Many people pride themselves on their ability to get through life on minimal sleep, but research has made it clear that rest is crucial to health. The Centers for Disease Control and Prevention calls insomnia — insufficient sleep that affects a person’s day-to-day functioning — a “public health crisis.” What is not so clear is how insomnia leads to pain-related consequences.
In a first-of-its-kind study, Burel Goodin, Ph.D., an associate professor in the UAB Department of Psychology and co-director of the Center for Addiction and Pain Prevention and Intervention, will investigate this question in one particularly vulnerable population: persons living with HIV. The prevalence of insomnia in this group is estimated at from 30% up to 73%, whereas chronic insomnia is seen in 10%–15% of the general population, according to the National Heart, Lung and Blood Institute. The NHLBI began funding Goodin’s research in HIV and insomnia in 2019 with a $667,930 R01 grant.
“Research has shown that insomnia promotes enhanced pain sensitivity,” Goodin said. Insomnia is seen as a key risk factor for new pain symptoms and the worsening of pain and physical functioning, he explained.

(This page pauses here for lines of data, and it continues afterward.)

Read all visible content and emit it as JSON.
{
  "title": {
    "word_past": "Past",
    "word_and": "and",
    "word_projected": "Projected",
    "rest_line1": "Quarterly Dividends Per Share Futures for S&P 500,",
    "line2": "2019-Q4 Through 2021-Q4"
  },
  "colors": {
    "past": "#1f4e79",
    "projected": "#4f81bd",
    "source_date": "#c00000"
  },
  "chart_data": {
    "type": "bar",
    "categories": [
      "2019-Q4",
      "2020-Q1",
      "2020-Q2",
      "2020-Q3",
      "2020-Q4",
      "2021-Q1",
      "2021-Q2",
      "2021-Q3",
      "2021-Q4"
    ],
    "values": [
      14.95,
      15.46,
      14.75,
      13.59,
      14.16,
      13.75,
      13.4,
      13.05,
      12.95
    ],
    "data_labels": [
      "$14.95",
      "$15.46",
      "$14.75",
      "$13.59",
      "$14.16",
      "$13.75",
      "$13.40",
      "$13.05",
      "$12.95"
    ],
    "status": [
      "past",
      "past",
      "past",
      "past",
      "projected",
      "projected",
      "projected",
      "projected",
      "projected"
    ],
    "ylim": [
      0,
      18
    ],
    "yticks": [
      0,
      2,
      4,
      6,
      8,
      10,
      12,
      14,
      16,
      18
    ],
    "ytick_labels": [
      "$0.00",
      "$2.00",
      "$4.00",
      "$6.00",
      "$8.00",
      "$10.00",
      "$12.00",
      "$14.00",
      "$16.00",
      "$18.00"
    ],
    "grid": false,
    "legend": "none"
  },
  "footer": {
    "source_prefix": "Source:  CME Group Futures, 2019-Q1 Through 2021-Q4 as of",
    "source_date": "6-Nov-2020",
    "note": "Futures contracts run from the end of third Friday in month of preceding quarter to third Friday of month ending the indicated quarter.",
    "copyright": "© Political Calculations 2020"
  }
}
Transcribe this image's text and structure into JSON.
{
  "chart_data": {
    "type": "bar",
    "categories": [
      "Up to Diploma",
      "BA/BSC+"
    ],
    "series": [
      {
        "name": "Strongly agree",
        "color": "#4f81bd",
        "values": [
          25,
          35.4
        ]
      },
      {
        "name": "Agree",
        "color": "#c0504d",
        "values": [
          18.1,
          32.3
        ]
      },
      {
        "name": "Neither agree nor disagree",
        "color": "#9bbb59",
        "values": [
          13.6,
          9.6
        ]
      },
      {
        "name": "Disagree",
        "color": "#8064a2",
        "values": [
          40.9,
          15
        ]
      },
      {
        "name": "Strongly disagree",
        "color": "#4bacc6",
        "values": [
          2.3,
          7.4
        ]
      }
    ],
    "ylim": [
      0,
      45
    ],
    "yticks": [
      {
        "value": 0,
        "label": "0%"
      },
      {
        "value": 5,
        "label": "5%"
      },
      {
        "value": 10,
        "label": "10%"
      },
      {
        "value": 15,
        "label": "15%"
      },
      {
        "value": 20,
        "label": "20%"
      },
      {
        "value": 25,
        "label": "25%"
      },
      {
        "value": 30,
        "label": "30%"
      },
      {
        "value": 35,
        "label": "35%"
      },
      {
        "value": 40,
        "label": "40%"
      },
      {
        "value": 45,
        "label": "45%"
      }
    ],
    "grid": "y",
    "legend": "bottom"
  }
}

Insomnia promotes inflammation throughout the body and aggravates the inflammatory reaction to pain and other physical stressors. Goodin points out that research has shown that inflammation can substantially increase sensitivity to painful stimuli in laboratory tests of participants without HIV. Now there is a need to unravel the mechanisms involved in sleep disorders in persons living with HIV, and to understand how these sleep disturbances play a role in other HIV-related comorbidities.
Preliminary studies in Goodin’s lab suggest that insomnia promotes pain and inflammation in persons living with HIV. Goodin’s new study, The Impact of Insomnia on Pain, Physical Function, and Inflammation in HIV, has two primary goals. The first is to determine whether insomnia promotes increased sensitivity to pain and exaggerated inflammatory reactions to painful stimuli in laboratory conditions in participants living with HIV. The second is to determine whether the presence of insomnia, which tends to fluctuate over time, drives inflammation and pain in participants’ everyday lives and affects their physical functioning.
“If our hypotheses are confirmed, we will identify insomnia as a major driver of pain and physical functioning in the lab and in everyday life for persons living with HIV, and identify inflammation as an important insomnia-related mediator of pain for this population,” Goodin said.